« Ceci n’est pas un cintre », la campagne qui buzze

Mis à jour le 22 janvier 2018 par Laurence Donis
« Ceci n’est pas un cintre », la campagne qui buzze

Mais qu'est-ce que c'est alors ? La réponse vient d'être dévoilée !

Des cintres, on en voit tous les jours. Ils squattent notre dressing, les coulisses des défilés, les studios photo... Et on finit par oublier qu'ils peuvent être détournés. Oui, l'objet peut très bien servir de présentoir à bijoux, d'oeuvre d'art contemporain... et même d'instrument chirurgical pour un avortement. Choquant ? C'est le but recherché. Depuis quelques jours, des photos de cintres accompagnées du hashtag #cecinestpasuncintre fleurissent sur les réseaux sociaux. Magritte es-tu là ? Alors que les internautes s'interrogent, la réponse a été donnée ce matin sur Facebook.

Il s'agit en fait d'une campagne du Planning familial français pour défendre le droit à l'IVG. Un site créé pour l'occasion présente d'ailleurs un compte à rebours finissant le 28 septembre, journée mondiale du droit à l'avortement. « En France, avant la légalisation de l'IVG par la loi Veil, certaines femmes utilisaient des cintres et des aiguilles à tricoter afin de pratiquer des avortements clandestins. Cette pratique est encore courante dans les pays qui n'autorisent pas l'avortement », peut-on lire sur le site du Planning familial. Le mouvement rappelle que 47.000 femmes meurent chaque année à cause des interruptions de grossesse illégales.

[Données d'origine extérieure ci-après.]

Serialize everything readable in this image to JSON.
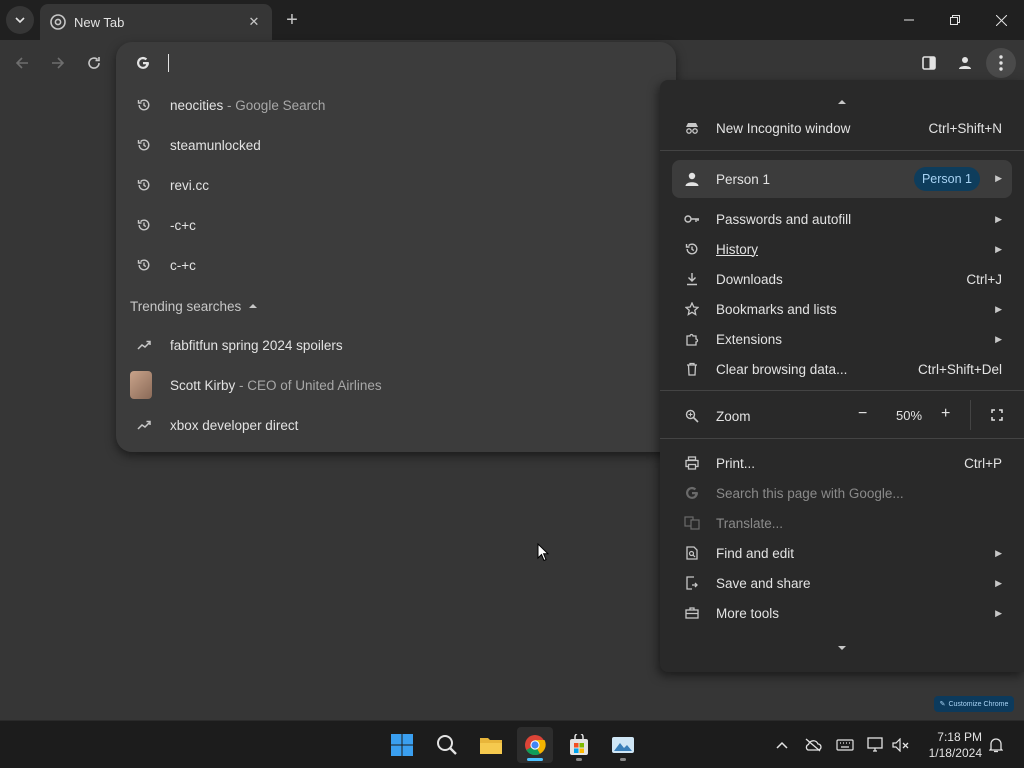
{
  "tab": {
    "title": "New Tab"
  },
  "omnibox": {
    "suggestions": [
      {
        "text": "neocities",
        "sub": " - Google Search"
      },
      {
        "text": "steamunlocked",
        "sub": ""
      },
      {
        "text": "revi.cc",
        "sub": ""
      },
      {
        "text": "-c+c",
        "sub": ""
      },
      {
        "text": "c-+c",
        "sub": ""
      }
    ],
    "trending_header": "Trending searches",
    "trending": [
      {
        "text": "fabfitfun spring 2024 spoilers",
        "sub": ""
      },
      {
        "text": "Scott Kirby",
        "sub": " - CEO of United Airlines"
      },
      {
        "text": "xbox developer direct",
        "sub": ""
      }
    ]
  },
  "menu": {
    "new_incognito": {
      "label": "New Incognito window",
      "shortcut": "Ctrl+Shift+N"
    },
    "person": {
      "label": "Person 1",
      "badge": "Person 1"
    },
    "passwords": "Passwords and autofill",
    "history": "History",
    "downloads": {
      "label": "Downloads",
      "shortcut": "Ctrl+J"
    },
    "bookmarks": "Bookmarks and lists",
    "extensions": "Extensions",
    "clear": {
      "label": "Clear browsing data...",
      "shortcut": "Ctrl+Shift+Del"
    },
    "zoom": {
      "label": "Zoom",
      "minus": "−",
      "value": "50%",
      "plus": "+"
    },
    "print": {
      "label": "Print...",
      "shortcut": "Ctrl+P"
    },
    "search_page": "Search this page with Google...",
    "translate": "Translate...",
    "find_edit": "Find and edit",
    "save_share": "Save and share",
    "more_tools": "More tools"
  },
  "customize_chip": "Customize Chrome",
  "taskbar": {
    "time": "7:18 PM",
    "date": "1/18/2024"
  },
  "colors": {
    "tabstrip_bg": "#202020",
    "content_bg": "#363636",
    "menu_bg": "#292929",
    "accent_badge": "#0e3d5c"
  }
}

Et en Belgique ? Chez nous, l'avortement n'est que partiellement dépénalisé depuis 1990. La pratique reste encore parfois taboue et est régulièrement remise en question. Et c'est justement pour ça qu'il faut continuer à soutenir le droit à l'IVG. Avec Laurette Onkelinx et Fabienne Winckel, Karine Lalieux a d'ailleurs déposé une proposition de loi pour sortir totalement l'avortement du code pénal. La députée PS souhaite aussi étendre le délai maximum pour pouvoir pratiquer l'IVG, qui serait alors de 14 semaines et non plus de 12. On attend la suite.